We sent our children to a small charter for a couple years and then pulled them out to homeschool while my oldest daughter was in the 6th through 8th grade. It was during this time that we met weekly with a dynamic group of LDS Moms who gathered at the Arvada Stake Center. This amazing group of parents, The Liahona Home Educators, was the most organized and fun to be with. We did a musical, went on a family camping trip to Golden Gate State Park for three days and we also did PE, Music, Sports, Language, Nutrition, Science Fair, Parties, and had many field trips to various museums around the Denver Area.
Lifelong friendships were formed and I will always be grateful for the hard work and dedication that went into that group.
There are as many philosophies and beliefs about what makes for a successful homeschool as there are families. It really boils down to what type of lifestyle you want to live. I found that some of the time and energy was wasted by infighting and clashing of religious or educational beliefs. The Fundy Christians did NOT want Mormon kids rubbing shoulders with their precious babes and the Waldorf Moms were not comfortable with the Conservative mainstream Moms. These issues inevitably led to Mom war type schisms as groups broke up and reformed around various ideological beliefs and practices.
Going forward, what I plan to do is simply reach out to one homeschooling family, one time, to have a play date or engage in another activity like a field trip or an outing. We had many of these types of interactions with the families in our circle of friends. We baked cookies or went sledding, or had a night of singing. A one time event takes the pressure off everyone and really puts the focus where it should be; a joyful memory with parents and children who are making the same difficult choices you are.
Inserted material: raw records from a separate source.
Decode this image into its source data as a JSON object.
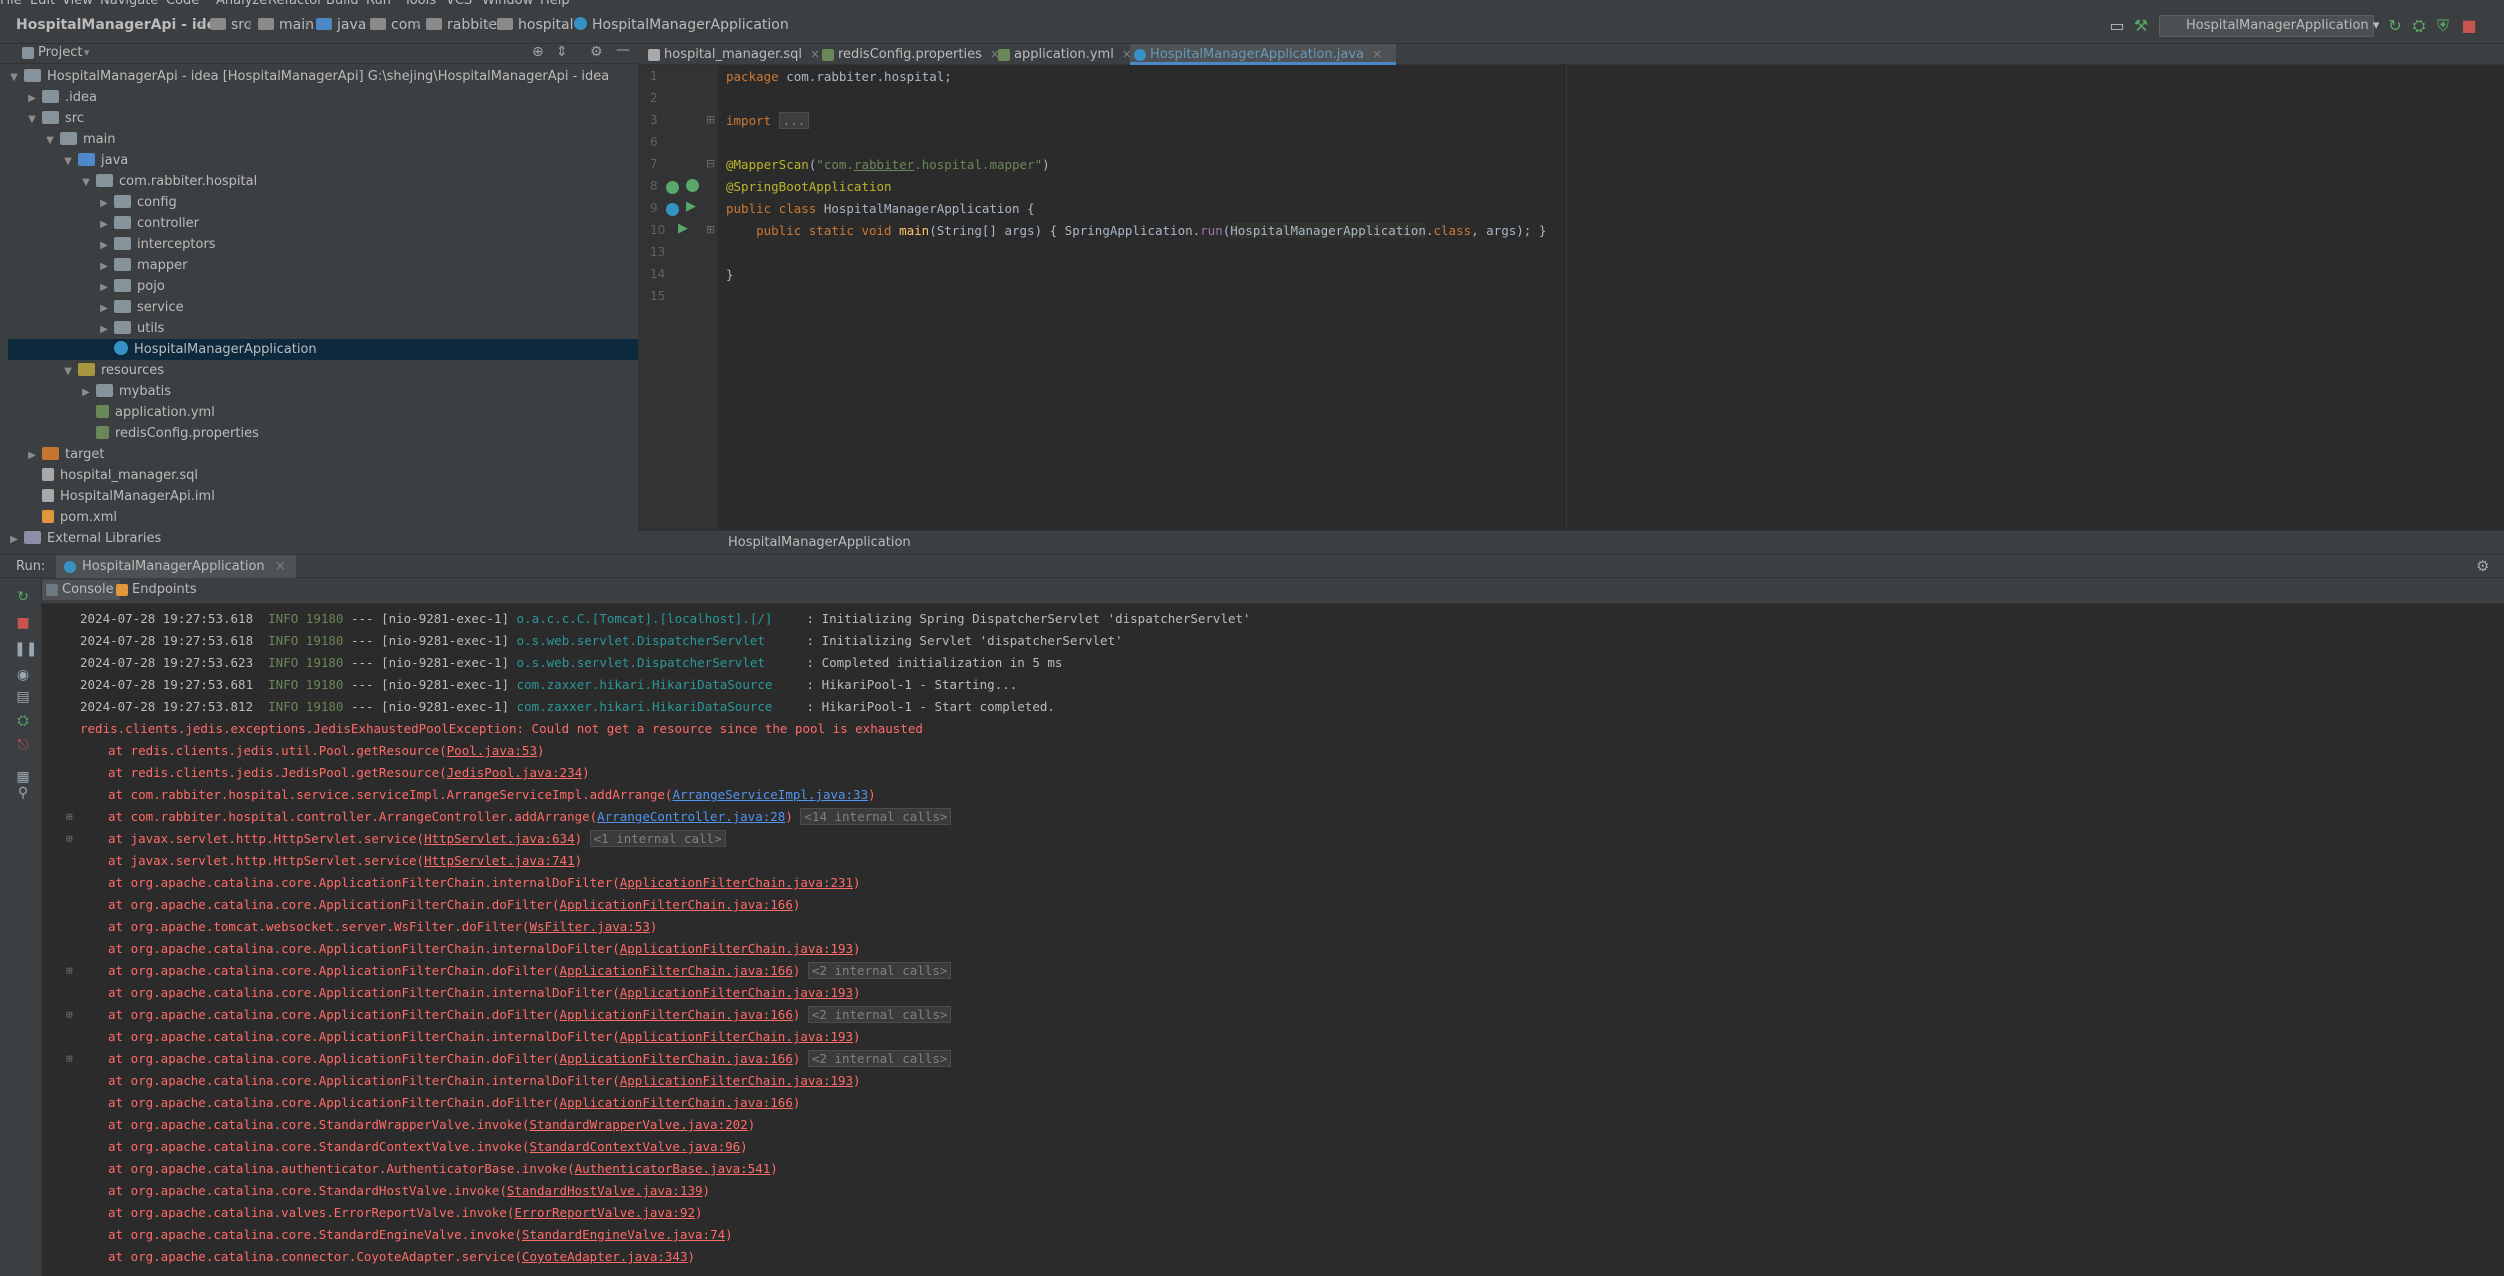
{
  "menu": [
    "File",
    "Edit",
    "View",
    "Navigate",
    "Code",
    "Analyze",
    "Refactor",
    "Build",
    "Run",
    "Tools",
    "VCS",
    "Window",
    "Help"
  ],
  "breadcrumbs": [
    "HospitalManagerApi - idea",
    "src",
    "main",
    "java",
    "com",
    "rabbiter",
    "hospital",
    "HospitalManagerApplication"
  ],
  "run_config": "HospitalManagerApplication",
  "project_panel": {
    "title": "Project",
    "tree": [
      {
        "label": "HospitalManagerApi - idea [HospitalManagerApi] G:\\shejing\\HospitalManagerApi - idea",
        "depth": 0,
        "expanded": true,
        "icon": "module"
      },
      {
        "label": ".idea",
        "depth": 1,
        "expanded": false,
        "icon": "folder"
      },
      {
        "label": "src",
        "depth": 1,
        "expanded": true,
        "icon": "folder"
      },
      {
        "label": "main",
        "depth": 2,
        "expanded": true,
        "icon": "folder"
      },
      {
        "label": "java",
        "depth": 3,
        "expanded": true,
        "icon": "src"
      },
      {
        "label": "com.rabbiter.hospital",
        "depth": 4,
        "expanded": true,
        "icon": "pkg"
      },
      {
        "label": "config",
        "depth": 5,
        "expanded": false,
        "icon": "pkg"
      },
      {
        "label": "controller",
        "depth": 5,
        "expanded": false,
        "icon": "pkg"
      },
      {
        "label": "interceptors",
        "depth": 5,
        "expanded": false,
        "icon": "pkg"
      },
      {
        "label": "mapper",
        "depth": 5,
        "expanded": false,
        "icon": "pkg"
      },
      {
        "label": "pojo",
        "depth": 5,
        "expanded": false,
        "icon": "pkg"
      },
      {
        "label": "service",
        "depth": 5,
        "expanded": false,
        "icon": "pkg"
      },
      {
        "label": "utils",
        "depth": 5,
        "expanded": false,
        "icon": "pkg"
      },
      {
        "label": "HospitalManagerApplication",
        "depth": 5,
        "expanded": null,
        "icon": "cls",
        "selected": true
      },
      {
        "label": "resources",
        "depth": 3,
        "expanded": true,
        "icon": "res"
      },
      {
        "label": "mybatis",
        "depth": 4,
        "expanded": false,
        "icon": "folder"
      },
      {
        "label": "application.yml",
        "depth": 4,
        "expanded": null,
        "icon": "file"
      },
      {
        "label": "redisConfig.properties",
        "depth": 4,
        "expanded": null,
        "icon": "file"
      },
      {
        "label": "target",
        "depth": 1,
        "expanded": false,
        "icon": "orange"
      },
      {
        "label": "hospital_manager.sql",
        "depth": 1,
        "expanded": null,
        "icon": "sql"
      },
      {
        "label": "HospitalManagerApi.iml",
        "depth": 1,
        "expanded": null,
        "icon": "sql"
      },
      {
        "label": "pom.xml",
        "depth": 1,
        "expanded": null,
        "icon": "xml"
      },
      {
        "label": "External Libraries",
        "depth": 0,
        "expanded": false,
        "icon": "lib"
      }
    ]
  },
  "editor": {
    "tabs": [
      {
        "label": "hospital_manager.sql",
        "active": false
      },
      {
        "label": "redisConfig.properties",
        "active": false
      },
      {
        "label": "application.yml",
        "active": false
      },
      {
        "label": "HospitalManagerApplication.java",
        "active": true
      }
    ],
    "line_numbers": [
      "1",
      "2",
      "3",
      "6",
      "7",
      "8",
      "9",
      "10",
      "13",
      "14",
      "15"
    ],
    "code": {
      "l1_kw": "package",
      "l1_rest": " com.rabbiter.hospital;",
      "l3_kw": "import",
      "l3_fold": "...",
      "l7_ann": "@MapperScan",
      "l7_a": "(",
      "l7_str1": "\"com.",
      "l7_str2": "rabbiter",
      "l7_str3": ".hospital.mapper\"",
      "l7_b": ")",
      "l8_ann": "@SpringBootApplication",
      "l9_kw": "public class",
      "l9_name": " HospitalManagerApplication",
      "l9_rest": " {",
      "l10_kw": "    public static void",
      "l10_fn": " main",
      "l10_args": "(String[] args)",
      "l10_body1": " { SpringApplication.",
      "l10_call": "run",
      "l10_body2": "(",
      "l10_cls": "HospitalManagerApplication",
      "l10_body3": ".",
      "l10_kw2": "class",
      "l10_body4": ", args); }",
      "l14": "}"
    },
    "breadcrumb": "HospitalManagerApplication"
  },
  "run_panel": {
    "label": "Run:",
    "tab": "HospitalManagerApplication",
    "subtabs": [
      "Console",
      "Endpoints"
    ],
    "log_info": [
      {
        "ts": "2024-07-28 19:27:53.618",
        "lvl": "INFO",
        "pid": "19180",
        "thread": "--- [nio-9281-exec-1]",
        "logger": "o.a.c.c.C.[Tomcat].[localhost].[/]",
        "msg": ": Initializing Spring DispatcherServlet 'dispatcherServlet'"
      },
      {
        "ts": "2024-07-28 19:27:53.618",
        "lvl": "INFO",
        "pid": "19180",
        "thread": "--- [nio-9281-exec-1]",
        "logger": "o.s.web.servlet.DispatcherServlet",
        "msg": ": Initializing Servlet 'dispatcherServlet'"
      },
      {
        "ts": "2024-07-28 19:27:53.623",
        "lvl": "INFO",
        "pid": "19180",
        "thread": "--- [nio-9281-exec-1]",
        "logger": "o.s.web.servlet.DispatcherServlet",
        "msg": ": Completed initialization in 5 ms"
      },
      {
        "ts": "2024-07-28 19:27:53.681",
        "lvl": "INFO",
        "pid": "19180",
        "thread": "--- [nio-9281-exec-1]",
        "logger": "com.zaxxer.hikari.HikariDataSource",
        "msg": ": HikariPool-1 - Starting..."
      },
      {
        "ts": "2024-07-28 19:27:53.812",
        "lvl": "INFO",
        "pid": "19180",
        "thread": "--- [nio-9281-exec-1]",
        "logger": "com.zaxxer.hikari.HikariDataSource",
        "msg": ": HikariPool-1 - Start completed."
      }
    ],
    "exception": "redis.clients.jedis.exceptions.JedisExhaustedPoolException: Could not get a resource since the pool is exhausted",
    "stack": [
      {
        "text": "at redis.clients.jedis.util.Pool.getResource(",
        "link": "Pool.java:53",
        "hint": "",
        "fold": false,
        "blue": false
      },
      {
        "text": "at redis.clients.jedis.JedisPool.getResource(",
        "link": "JedisPool.java:234",
        "hint": "",
        "fold": false,
        "blue": false
      },
      {
        "text": "at com.rabbiter.hospital.service.serviceImpl.ArrangeServiceImpl.addArrange(",
        "link": "ArrangeServiceImpl.java:33",
        "hint": "",
        "fold": false,
        "blue": true
      },
      {
        "text": "at com.rabbiter.hospital.controller.ArrangeController.addArrange(",
        "link": "ArrangeController.java:28",
        "hint": "<14 internal calls>",
        "fold": true,
        "blue": true
      },
      {
        "text": "at javax.servlet.http.HttpServlet.service(",
        "link": "HttpServlet.java:634",
        "hint": "<1 internal call>",
        "fold": true,
        "blue": false
      },
      {
        "text": "at javax.servlet.http.HttpServlet.service(",
        "link": "HttpServlet.java:741",
        "hint": "",
        "fold": false,
        "blue": false
      },
      {
        "text": "at org.apache.catalina.core.ApplicationFilterChain.internalDoFilter(",
        "link": "ApplicationFilterChain.java:231",
        "hint": "",
        "fold": false,
        "blue": false
      },
      {
        "text": "at org.apache.catalina.core.ApplicationFilterChain.doFilter(",
        "link": "ApplicationFilterChain.java:166",
        "hint": "",
        "fold": false,
        "blue": false
      },
      {
        "text": "at org.apache.tomcat.websocket.server.WsFilter.doFilter(",
        "link": "WsFilter.java:53",
        "hint": "",
        "fold": false,
        "blue": false
      },
      {
        "text": "at org.apache.catalina.core.ApplicationFilterChain.internalDoFilter(",
        "link": "ApplicationFilterChain.java:193",
        "hint": "",
        "fold": false,
        "blue": false
      },
      {
        "text": "at org.apache.catalina.core.ApplicationFilterChain.doFilter(",
        "link": "ApplicationFilterChain.java:166",
        "hint": "<2 internal calls>",
        "fold": true,
        "blue": false
      },
      {
        "text": "at org.apache.catalina.core.ApplicationFilterChain.internalDoFilter(",
        "link": "ApplicationFilterChain.java:193",
        "hint": "",
        "fold": false,
        "blue": false
      },
      {
        "text": "at org.apache.catalina.core.ApplicationFilterChain.doFilter(",
        "link": "ApplicationFilterChain.java:166",
        "hint": "<2 internal calls>",
        "fold": true,
        "blue": false
      },
      {
        "text": "at org.apache.catalina.core.ApplicationFilterChain.internalDoFilter(",
        "link": "ApplicationFilterChain.java:193",
        "hint": "",
        "fold": false,
        "blue": false
      },
      {
        "text": "at org.apache.catalina.core.ApplicationFilterChain.doFilter(",
        "link": "ApplicationFilterChain.java:166",
        "hint": "<2 internal calls>",
        "fold": true,
        "blue": false
      },
      {
        "text": "at org.apache.catalina.core.ApplicationFilterChain.internalDoFilter(",
        "link": "ApplicationFilterChain.java:193",
        "hint": "",
        "fold": false,
        "blue": false
      },
      {
        "text": "at org.apache.catalina.core.ApplicationFilterChain.doFilter(",
        "link": "ApplicationFilterChain.java:166",
        "hint": "",
        "fold": false,
        "blue": false
      },
      {
        "text": "at org.apache.catalina.core.StandardWrapperValve.invoke(",
        "link": "StandardWrapperValve.java:202",
        "hint": "",
        "fold": false,
        "blue": false
      },
      {
        "text": "at org.apache.catalina.core.StandardContextValve.invoke(",
        "link": "StandardContextValve.java:96",
        "hint": "",
        "fold": false,
        "blue": false
      },
      {
        "text": "at org.apache.catalina.authenticator.AuthenticatorBase.invoke(",
        "link": "AuthenticatorBase.java:541",
        "hint": "",
        "fold": false,
        "blue": false
      },
      {
        "text": "at org.apache.catalina.core.StandardHostValve.invoke(",
        "link": "StandardHostValve.java:139",
        "hint": "",
        "fold": false,
        "blue": false
      },
      {
        "text": "at org.apache.catalina.valves.ErrorReportValve.invoke(",
        "link": "ErrorReportValve.java:92",
        "hint": "",
        "fold": false,
        "blue": false
      },
      {
        "text": "at org.apache.catalina.core.StandardEngineValve.invoke(",
        "link": "StandardEngineValve.java:74",
        "hint": "",
        "fold": false,
        "blue": false
      },
      {
        "text": "at org.apache.catalina.connector.CoyoteAdapter.service(",
        "link": "CoyoteAdapter.java:343",
        "hint": "",
        "fold": false,
        "blue": false
      }
    ]
  }
}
I observed in a couple of my support groups that the Mothers would gather in a corner and let the children run wild while they socialized. I am not dissing on this type of support, Lord knows Moms who teach need all of the support they can get. But I did not last long at those types of groups.
I wanted to be engaged with the children in some productive activity.
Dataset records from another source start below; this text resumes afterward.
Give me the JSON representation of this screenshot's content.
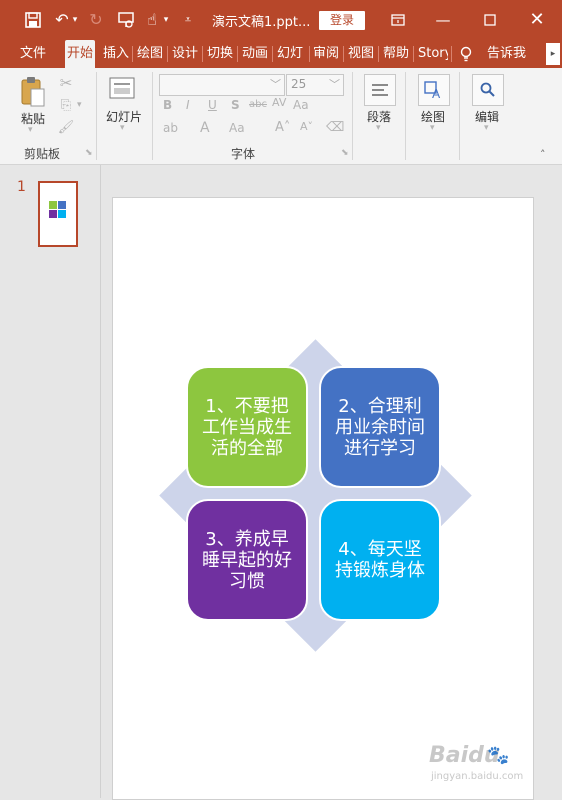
{
  "titlebar": {
    "doc_title": "演示文稿1.ppt...",
    "signin": "登录",
    "icons": [
      "save-icon",
      "undo-icon",
      "redo-icon",
      "present-icon",
      "touch-icon",
      "customize-icon"
    ]
  },
  "tabs": [
    "文件",
    "开始",
    "插入",
    "绘图",
    "设计",
    "切换",
    "动画",
    "幻灯",
    "审阅",
    "视图",
    "帮助",
    "Story"
  ],
  "tellme": "告诉我",
  "ribbon": {
    "paste": "粘贴",
    "clipboard_group": "剪贴板",
    "new_slide": "幻灯片",
    "font_group": "字体",
    "font_size": "25",
    "paragraph": "段落",
    "drawing": "绘图",
    "editing": "编辑"
  },
  "slides_panel": {
    "number": "1"
  },
  "slide": {
    "items": [
      {
        "text": "1、不要把工作当成生活的全部",
        "color": "#8dc63f"
      },
      {
        "text": "2、合理利用业余时间进行学习",
        "color": "#4472c4"
      },
      {
        "text": "3、养成早睡早起的好习惯",
        "color": "#7030a0"
      },
      {
        "text": "4、每天坚持锻炼身体",
        "color": "#00b0f0"
      }
    ],
    "diamond_color": "#cdd4ea"
  },
  "watermark": {
    "brand": "Baidu",
    "sub": "jingyan.baidu.com"
  },
  "colors": {
    "accent": "#b7472a"
  }
}
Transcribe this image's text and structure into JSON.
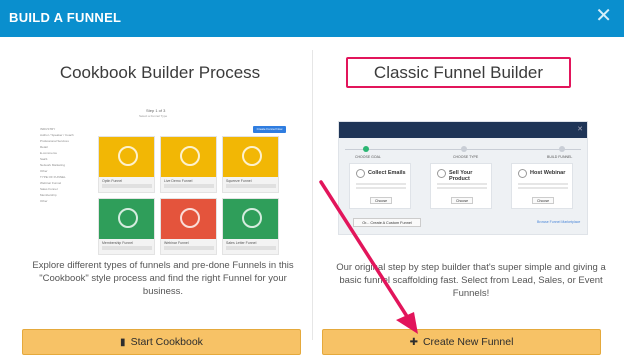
{
  "header": {
    "title": "BUILD A FUNNEL",
    "close_icon": "close-icon"
  },
  "left": {
    "title": "Cookbook Builder Process",
    "description": "Explore different types of funnels and pre-done Funnels in this \"Cookbook\" style process and find the right Funnel for your business.",
    "button_label": "Start Cookbook",
    "button_icon": "book-icon",
    "preview": {
      "step": "Step 1 of 3",
      "subtitle": "Select a Funnel Type",
      "corner_button": "Create Funnel Now",
      "sidebar": [
        "INDUSTRY",
        "Author / Speaker / Coach",
        "Professional Services",
        "Retail",
        "E-commerce",
        "SaaS",
        "Network Marketing",
        "Other",
        "TYPE OF FUNNEL",
        "Webinar Funnel",
        "Sales Funnel",
        "Membership",
        "Other"
      ],
      "cards": [
        {
          "label": "Optin Funnel",
          "color": "#f2b705"
        },
        {
          "label": "Live Demo Funnel",
          "color": "#f2b705"
        },
        {
          "label": "Squeeze Funnel",
          "color": "#f2b705"
        },
        {
          "label": "Membership Funnel",
          "color": "#2f9e5a"
        },
        {
          "label": "Webinar Funnel",
          "color": "#e4543c"
        },
        {
          "label": "Sales Letter Funnel",
          "color": "#2f9e5a"
        }
      ]
    }
  },
  "right": {
    "title": "Classic Funnel Builder",
    "description": "Our original step by step builder that's super simple and giving a basic funnel scaffolding fast. Select from Lead, Sales, or Event Funnels!",
    "button_label": "Create New Funnel",
    "button_icon": "plus-icon",
    "preview": {
      "steps": [
        "CHOOSE GOAL",
        "CHOOSE TYPE",
        "BUILD FUNNEL"
      ],
      "cards": [
        {
          "name": "Collect Emails",
          "choose": "Choose"
        },
        {
          "name": "Sell Your Product",
          "choose": "Choose"
        },
        {
          "name": "Host Webinar",
          "choose": "Choose"
        }
      ],
      "custom_button": "Or... Create A Custom Funnel",
      "browse_link": "Browse Funnel Marketplace"
    }
  },
  "colors": {
    "header": "#0a8fce",
    "button": "#f7c266",
    "highlight": "#e2155b"
  }
}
Ben has been very clear that he has no interest in joining a support group. He has plenty of daily interaction with his siblings and this year everyone has pitched in to help teach. I am doing Math and Music, Paul is doing History, Shelly is covering Language Arts, Allison is doing PE, and Andy is in charge of field trips and Current Events. It has been fun to see how he has responded to all of this individual attention from the family. He eats up that energy like a dry sponge. I have told him at various times when he has complained about Allison requiring him to run and do pushups and Shelly pushing him in his writing that he needs to just relax and enjoy the ride because next year when Andy leaves on his mission and Allison is married, life will look very different for our family when it is just Ben, Paul, and I here alone.
Next year I plan to do a little more outreach in our community and find those families who would be interested in a one time outing or gathering. I don’t plan to attend a once a week support group, at least unless if it is organized around a certain goal like a musical or a sporting event.
We like spending most of our time at home together, eating and reading and working on projects around the house. We are planning to plant an amazing garden this year and all of the children are going to be referees for local soccer clubs this summer.
Good luck with your Homeschooling efforts!